High Interest Rates and Inflation
Compared to some other jurisdictions where mortgage interest rates range between 3-5 percent, Nigeria’s mortgage interest rates range between 16-24 percent save for the Federal Mortgage Bank which lends under 10%. High rates of interest charged by financial institutions presents a major disincentive for middle and low income earners to patronise mortgage financing. It is also common practice for commercial banks to misrepresent commercial loans as mortgages which tend to have higher interest rates and for which the duration is usually a maximum period of two (2) years.  As a result of this, the preferred options adopted by Nigerians to fund housing projects are personal savings,monthly contribution groups, returns on sale of previous houses, government subsidy on public sector housing etc.

The recommendation in this regard is to regulate mortgage institutions by a central guideline on mortgage transactions. This need not stem from the legislative arm of government but may be articulated by interest groups both from the investing and consuming community.
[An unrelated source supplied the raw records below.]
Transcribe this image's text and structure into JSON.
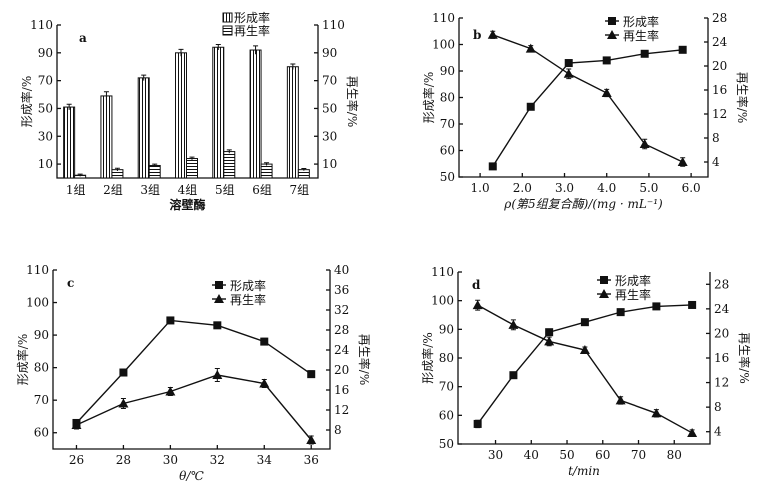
{
  "chart_data": [
    {
      "type": "bar",
      "panel_label": "a",
      "xlabel": "溶壁酶",
      "ylabel_left": "形成率/%",
      "ylabel_right": "再生率/%",
      "categories": [
        "1组",
        "2组",
        "3组",
        "4组",
        "5组",
        "6组",
        "7组"
      ],
      "ylim_left": [
        0,
        110
      ],
      "yticks_left": [
        10,
        30,
        50,
        70,
        90,
        110
      ],
      "ylim_right": [
        0,
        110
      ],
      "yticks_right": [
        10,
        30,
        50,
        70,
        90,
        110
      ],
      "legend_position": "top-right",
      "series": [
        {
          "name": "形成率",
          "axis": "left",
          "pattern": "vertical-stripes",
          "values": [
            51,
            59,
            72,
            90,
            94,
            92,
            80
          ],
          "error": [
            2,
            3,
            2,
            2.5,
            2,
            3,
            2
          ]
        },
        {
          "name": "再生率",
          "axis": "right",
          "pattern": "horizontal-stripes",
          "values": [
            2,
            6,
            9,
            14,
            19,
            10,
            6
          ],
          "error": [
            0.8,
            1,
            1,
            1,
            1.2,
            1,
            0.8
          ]
        }
      ]
    },
    {
      "type": "line",
      "panel_label": "b",
      "xlabel": "ρ(第5组复合酶)/(mg · mL⁻¹)",
      "ylabel_left": "形成率/%",
      "ylabel_right": "再生率/%",
      "xlim": [
        0.5,
        6.4
      ],
      "xticks": [
        "1.0",
        "2.0",
        "3.0",
        "4.0",
        "5.0",
        "6.0"
      ],
      "ylim_left": [
        50,
        110
      ],
      "yticks_left": [
        50,
        60,
        70,
        80,
        90,
        100,
        110
      ],
      "ylim_right": [
        1.5,
        28
      ],
      "yticks_right": [
        4,
        8,
        12,
        16,
        20,
        24,
        28
      ],
      "legend_position": "top-right",
      "x": [
        1.3,
        2.2,
        3.1,
        4.0,
        4.9,
        5.8
      ],
      "series": [
        {
          "name": "形成率",
          "axis": "left",
          "marker": "square",
          "values": [
            54,
            76.5,
            93,
            94,
            96.5,
            98
          ],
          "error": [
            1,
            1,
            1,
            1.2,
            1,
            1
          ]
        },
        {
          "name": "再生率",
          "axis": "right",
          "marker": "triangle",
          "values": [
            25.2,
            22.9,
            18.7,
            15.5,
            7.0,
            4.0
          ],
          "error": [
            0.6,
            0.5,
            0.8,
            0.6,
            0.8,
            0.7
          ]
        }
      ]
    },
    {
      "type": "line",
      "panel_label": "c",
      "xlabel": "θ/℃",
      "ylabel_left": "形成率/%",
      "ylabel_right": "再生率/%",
      "xlim": [
        25,
        36.8
      ],
      "xticks": [
        "26",
        "28",
        "30",
        "32",
        "34",
        "36"
      ],
      "ylim_left": [
        55,
        110
      ],
      "yticks_left": [
        60,
        70,
        80,
        90,
        100,
        110
      ],
      "ylim_right": [
        4.2,
        40
      ],
      "yticks_right": [
        8,
        12,
        16,
        20,
        24,
        28,
        32,
        36,
        40
      ],
      "legend_position": "top-right",
      "x": [
        26,
        28,
        30,
        32,
        34,
        36
      ],
      "series": [
        {
          "name": "形成率",
          "axis": "left",
          "marker": "square",
          "values": [
            63,
            78.5,
            94.5,
            93,
            88,
            78
          ],
          "error": [
            1,
            1,
            0.5,
            0.5,
            1,
            1
          ]
        },
        {
          "name": "再生率",
          "axis": "right",
          "marker": "triangle",
          "values": [
            9.0,
            13.3,
            15.7,
            19.0,
            17.3,
            6.0
          ],
          "error": [
            0.8,
            1,
            0.8,
            1.3,
            0.8,
            0.8
          ]
        }
      ]
    },
    {
      "type": "line",
      "panel_label": "d",
      "xlabel": "t/min",
      "ylabel_left": "形成率/%",
      "ylabel_right": "再生率/%",
      "xlim": [
        19.5,
        90
      ],
      "xticks": [
        "30",
        "40",
        "50",
        "60",
        "70",
        "80"
      ],
      "ylim_left": [
        50,
        110
      ],
      "yticks_left": [
        50,
        60,
        70,
        80,
        90,
        100,
        110
      ],
      "ylim_right": [
        2,
        30
      ],
      "yticks_right": [
        4,
        8,
        12,
        16,
        20,
        24,
        28
      ],
      "legend_position": "top-right",
      "x": [
        25,
        35,
        45,
        55,
        65,
        75,
        85
      ],
      "series": [
        {
          "name": "形成率",
          "axis": "left",
          "marker": "square",
          "values": [
            57,
            74,
            89,
            92.5,
            96,
            98,
            98.5
          ],
          "error": [
            1.3,
            1,
            0.5,
            1,
            1,
            1,
            1
          ]
        },
        {
          "name": "再生率",
          "axis": "right",
          "marker": "triangle",
          "values": [
            24.6,
            21.4,
            18.7,
            17.3,
            9.1,
            7.0,
            3.8
          ],
          "error": [
            0.8,
            0.8,
            0.7,
            0.5,
            0.6,
            0.6,
            0.5
          ]
        }
      ]
    }
  ]
}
Low Awareness about Mortgage Financing Arrangements
There is an extremely low level of awareness of mortgage facilities, their benefits and services provided. Research shows that mainly civil servants and individuals in formal employment take up mortgages as a result of the monthly contributions they make to the National Housing Trust Fund. Data across the 36 states and the FCT also indicates that people based in rural areas are less likely to consider use of mortgage facilities compared to those based in urban areas. This is both as a result of absence of unawareness of the existence of such facilities and earning capacity of the rural populace. There is clearly a need for development of models to enable the spread of mortgage arrangements to these areas, and transmission of information, considering the fact that an estimated sixty-eight (61) percent of Nigeria’s population live in rural areas.

Opportunities for Growth
The above challenges notwithstanding, with targeted and specific reforms, mortgages can become a viable option to resolve the housing deficiency and ultimately improve the state of the economy. The current situation presents a huge opportunity for private investment and job creation. It is estimated, following labour impact assessments in countries such as Columbia, Malaysia and South Africa, that at least 5.2 direct jobs can be generated with every new home and 2.48 indirect jobs associated in housing related expenditure.A starting point for this sort of development will include as of necessity,amending the Land Use Act to adequately address the aforementioned challenges, facilitate ease of approval processes, and act as a pivot for development.